Mugabe and Morgan Tsvangirai, leader of the opposition Movement for Democratic Change (MDC), signed a power-sharing agreement in September but have been deadlocked over control of cabinet posts, with neither side showing any sign of compromise.

Mugabe and his ZANU-PF party have urged the opposition to join a unity government but say they will not hesitate to form one without him.

A deputy minister billed Monday's summit as the last chance for rescuing the power-sharing pact, viewed as the best hope for averting total collapse in Zimbabwe, where prices double every day and cholera has killed more than 2,700 people.

"The way forward soon after this summit, whether there is an agreement or there is no agreement, President Mugabe is going to form a cabinet," deputy Information Minister Bright Matonga told South African public broadcaster SAFM radio. "He will obviously try to leave room for Tsvangirai so that whenever he changes his mind, but that is not going to be for too long," he said.

Tsvangirai says ZANU-PF is trying to sideline it and wants control of powerful ministries such as Home Affairs. He says no deal is possible unless party activists are released from jail.

The 15-nation Southern Africa Development Community (SADC) summit hosted by South African President Kgalema Motlanthe hopes to break the impasse as Zimbabwe heads toward economic collapse and grapples with a humanitarian crisis.

Similar summits have failed to push the political process forward largely because SADC is divided over how it should deal with Mugabe, analysts say.

SADC members such as Botswana and Zambia have taken a tough line on Mugabe, who has been in power since independence from Britain in 1980, but others still revere him as a former liberation hero.

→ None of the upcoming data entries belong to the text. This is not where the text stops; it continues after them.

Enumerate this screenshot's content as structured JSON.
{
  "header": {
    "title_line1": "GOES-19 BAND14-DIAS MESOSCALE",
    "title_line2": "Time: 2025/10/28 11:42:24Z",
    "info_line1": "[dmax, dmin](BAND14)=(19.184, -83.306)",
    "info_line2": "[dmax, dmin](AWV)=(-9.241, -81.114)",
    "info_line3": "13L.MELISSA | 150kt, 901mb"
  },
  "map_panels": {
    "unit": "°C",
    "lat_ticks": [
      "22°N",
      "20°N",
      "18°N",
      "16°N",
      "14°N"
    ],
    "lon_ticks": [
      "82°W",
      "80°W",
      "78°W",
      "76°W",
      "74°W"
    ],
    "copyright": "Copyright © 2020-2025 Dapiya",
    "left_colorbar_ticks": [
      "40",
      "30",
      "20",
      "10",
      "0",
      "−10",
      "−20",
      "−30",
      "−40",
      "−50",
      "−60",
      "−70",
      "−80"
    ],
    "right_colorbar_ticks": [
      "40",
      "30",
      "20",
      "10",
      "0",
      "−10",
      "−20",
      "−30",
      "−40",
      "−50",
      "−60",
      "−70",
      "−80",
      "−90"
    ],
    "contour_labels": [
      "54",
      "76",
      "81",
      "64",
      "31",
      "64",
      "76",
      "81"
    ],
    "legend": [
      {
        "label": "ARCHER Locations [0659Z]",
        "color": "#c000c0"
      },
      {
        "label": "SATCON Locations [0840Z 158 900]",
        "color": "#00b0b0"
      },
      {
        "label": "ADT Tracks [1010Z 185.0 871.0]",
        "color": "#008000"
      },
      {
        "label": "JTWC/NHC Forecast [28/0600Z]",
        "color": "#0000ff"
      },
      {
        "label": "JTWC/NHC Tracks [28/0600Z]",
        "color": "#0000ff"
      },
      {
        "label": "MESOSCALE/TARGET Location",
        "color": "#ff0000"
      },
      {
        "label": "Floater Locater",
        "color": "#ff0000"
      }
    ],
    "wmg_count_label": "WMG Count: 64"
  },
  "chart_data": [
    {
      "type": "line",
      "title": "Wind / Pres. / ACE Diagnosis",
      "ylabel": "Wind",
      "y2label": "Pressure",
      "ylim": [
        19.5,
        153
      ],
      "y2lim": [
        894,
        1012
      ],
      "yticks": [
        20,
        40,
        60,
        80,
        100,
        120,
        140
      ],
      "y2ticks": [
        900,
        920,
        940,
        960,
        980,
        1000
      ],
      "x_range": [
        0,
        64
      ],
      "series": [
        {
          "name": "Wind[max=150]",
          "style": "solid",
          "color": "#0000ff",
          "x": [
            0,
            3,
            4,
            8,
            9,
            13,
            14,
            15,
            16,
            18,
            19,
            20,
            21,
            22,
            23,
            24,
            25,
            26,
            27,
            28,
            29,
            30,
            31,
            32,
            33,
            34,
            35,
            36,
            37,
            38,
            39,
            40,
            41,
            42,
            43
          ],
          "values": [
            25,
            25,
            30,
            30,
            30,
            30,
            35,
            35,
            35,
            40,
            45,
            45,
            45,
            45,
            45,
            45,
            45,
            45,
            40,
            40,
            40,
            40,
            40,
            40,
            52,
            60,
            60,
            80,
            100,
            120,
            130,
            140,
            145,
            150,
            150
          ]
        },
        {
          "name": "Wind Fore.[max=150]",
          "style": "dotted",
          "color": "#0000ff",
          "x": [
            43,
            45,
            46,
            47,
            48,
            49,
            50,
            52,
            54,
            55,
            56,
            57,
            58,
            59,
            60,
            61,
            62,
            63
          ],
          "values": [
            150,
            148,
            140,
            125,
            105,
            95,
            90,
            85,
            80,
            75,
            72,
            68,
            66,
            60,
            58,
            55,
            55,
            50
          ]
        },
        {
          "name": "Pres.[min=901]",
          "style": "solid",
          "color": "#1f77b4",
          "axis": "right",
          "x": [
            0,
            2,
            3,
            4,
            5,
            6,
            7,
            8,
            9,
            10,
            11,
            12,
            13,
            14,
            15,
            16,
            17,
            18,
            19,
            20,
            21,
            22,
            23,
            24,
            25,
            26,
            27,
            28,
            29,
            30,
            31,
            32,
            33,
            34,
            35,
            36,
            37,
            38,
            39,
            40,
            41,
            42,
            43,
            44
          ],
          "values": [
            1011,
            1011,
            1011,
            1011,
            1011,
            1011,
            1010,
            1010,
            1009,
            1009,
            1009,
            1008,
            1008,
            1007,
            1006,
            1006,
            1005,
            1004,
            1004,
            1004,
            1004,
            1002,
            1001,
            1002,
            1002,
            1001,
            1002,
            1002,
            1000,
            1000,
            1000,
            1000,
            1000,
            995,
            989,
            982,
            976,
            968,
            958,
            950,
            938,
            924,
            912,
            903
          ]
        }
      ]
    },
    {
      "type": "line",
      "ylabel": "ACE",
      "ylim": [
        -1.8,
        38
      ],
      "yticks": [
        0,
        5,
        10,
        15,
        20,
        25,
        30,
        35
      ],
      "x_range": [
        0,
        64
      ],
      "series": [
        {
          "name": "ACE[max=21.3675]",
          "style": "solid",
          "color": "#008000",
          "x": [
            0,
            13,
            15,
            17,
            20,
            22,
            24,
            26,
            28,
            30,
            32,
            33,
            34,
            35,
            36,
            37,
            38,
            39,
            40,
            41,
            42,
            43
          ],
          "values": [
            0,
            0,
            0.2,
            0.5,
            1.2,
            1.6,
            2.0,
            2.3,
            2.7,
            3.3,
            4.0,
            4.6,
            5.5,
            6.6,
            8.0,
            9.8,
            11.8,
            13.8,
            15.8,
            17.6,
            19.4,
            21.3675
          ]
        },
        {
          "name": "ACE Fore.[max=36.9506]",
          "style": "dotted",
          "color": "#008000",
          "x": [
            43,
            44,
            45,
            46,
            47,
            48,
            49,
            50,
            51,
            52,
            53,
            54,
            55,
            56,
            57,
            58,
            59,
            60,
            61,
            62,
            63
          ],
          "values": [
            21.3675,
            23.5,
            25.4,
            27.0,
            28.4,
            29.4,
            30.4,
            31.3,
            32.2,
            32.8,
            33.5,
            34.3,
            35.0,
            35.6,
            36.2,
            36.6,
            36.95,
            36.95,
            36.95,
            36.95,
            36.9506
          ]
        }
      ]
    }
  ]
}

Botswana's President Seretse Khama Ian Khama, one of Mugabe's harshest critics, will attend Monday's summit. Ties between Zimbabwe and neighboring Botswana were strained when Khama said a new election was the only solution to the crisis.

Regional leaders including SADC mediator and former South African President Thabo Mbeki failed last week to persuade the rivals to form a government.

Mugabe has accused the MDC of working with Western powers to oust him. He has remained defiant through several rounds of talks that have stalled over the control of cabinet ministeries.

Western leaders want Mugabe to step down and are pushing for a democratic government to embrace economic reforms before billions of dollars in aid is offered.

Without a political settlement, it is unlikely sanctions imposed on Zimbabwe by Western countries will be lifted.

Zimbabwe, ravaged by the world's highest rate of inflation, severe food and fuel shortages and a virtually worthless economy, faces Africa's biggest cholera epidemic in a decade.

The water-borne disease has killed nearly 2,800 people and infected more than 40,000 since it broke out in August.